Architecture and Design Questions

Q: How do agents maintain state and memory? Four types: (1) In-context — information in the current prompt window (short-lived). (2) External storage — key-value stores, databases, vector stores (persistent). (3) Episodic memory — past conversation summaries retrieved at the start of new sessions. (4) Semantic memory — a knowledge base the agent can query. Most production systems combine all four.

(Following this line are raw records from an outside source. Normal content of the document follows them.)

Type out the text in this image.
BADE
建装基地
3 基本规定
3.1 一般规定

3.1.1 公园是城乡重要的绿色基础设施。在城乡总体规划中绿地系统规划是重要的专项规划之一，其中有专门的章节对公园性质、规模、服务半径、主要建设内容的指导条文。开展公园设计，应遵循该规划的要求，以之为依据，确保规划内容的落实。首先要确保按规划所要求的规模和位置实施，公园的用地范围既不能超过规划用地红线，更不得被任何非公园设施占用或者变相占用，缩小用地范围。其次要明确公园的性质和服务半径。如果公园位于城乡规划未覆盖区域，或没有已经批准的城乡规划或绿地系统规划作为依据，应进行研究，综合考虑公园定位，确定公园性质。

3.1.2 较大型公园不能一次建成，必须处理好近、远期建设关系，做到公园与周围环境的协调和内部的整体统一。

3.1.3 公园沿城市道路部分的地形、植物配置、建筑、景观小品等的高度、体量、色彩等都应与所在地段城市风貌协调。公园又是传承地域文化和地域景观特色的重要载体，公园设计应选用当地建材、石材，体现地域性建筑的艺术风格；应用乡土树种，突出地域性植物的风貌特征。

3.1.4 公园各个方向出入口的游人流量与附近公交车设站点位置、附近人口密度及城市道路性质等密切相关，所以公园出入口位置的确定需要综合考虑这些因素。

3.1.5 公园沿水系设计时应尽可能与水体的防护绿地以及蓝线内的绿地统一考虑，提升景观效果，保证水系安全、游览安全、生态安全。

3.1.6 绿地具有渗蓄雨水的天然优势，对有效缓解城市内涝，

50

Q: What are the main failure modes of LLM agents? (1) Tool call loops — agent keeps calling the same tool without progress. (2) Hallucinated tool arguments — LLM generates invalid parameters. (3) Context overflow — accumulated observations exceed the context window. (4) Overconfident stopping — agent decides it's done before the task is complete. (5) Cascading errors — early tool call failure derails the entire plan. Mitigation: max-step limits, result validation, structured error handling, human-in-the-loop checkpoints.

Q: What is a multi-agent system and when do you need one? Multiple specialized agents collaborating on a task — an orchestrator decomposes the task and delegates to subagents (researcher, coder, reviewer). Needed when: (1) parallelism — subtasks can run concurrently; (2) specialization — different parts require different personas or tools; (3) context management — each subagent handles its own context window. The cost is coordination overhead and harder debugging.